Even though the Kashmir Willow is getting global recognition on the pitch, Kashmiris are routinely facing off-pitch batting. After the final match of the World Cup that England won was over, students from Bihar and Kashmir fought a pitched battle on the premises of the Lala Lajpat Rai College of Engineering and Management at Ghal Kalan village. Many students from the rival sides were injured and nine of them were admitted to hospital. Police arrested many and set them free later. In AMU a spat between two students – the other one from UP, led to serious injury to the Mendhar student who is battling for life in hospital. The Aligarh incident was not linked to the T20 World Cup.

JAMMU

The Central Bureau of Investigations (CBI) has filed a charge sheet against 24 people, including a BSF Commandant and a number of Jammu and Kashmir Police and CRPF personnel, in a case related to the leaking of question paper for police Sub Inspectors recruitment. Of 24 persons named in the charge sheet, 21 were arrested. CBI believes Yatin Yadav of Rewari was the mastermind for accessing and leaking the question paper of the Jammu and Kashmir Services Selection Board through Pradip Kumar Katiyar, an employee of a printing press based in Delhi’s Okhla.

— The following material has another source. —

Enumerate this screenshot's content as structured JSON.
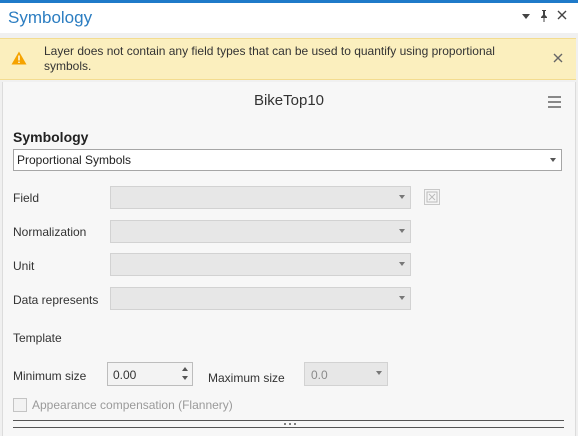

Later, he used a network of middlemen and officials of Jammu and Kashmir Police and central paramilitary forces to target aspirants willing to cough up Rs 20-30 lakh to get through the recruitment process. Those facing the trial include Yadav, Katiyar and former Border Security Force (BSF) commandant Karnail Singh. CBI raided 77 locations in Haryana, Delhi, Karnataka and Jammu and Kashmir and recovered Rs 61.79 lakh cash.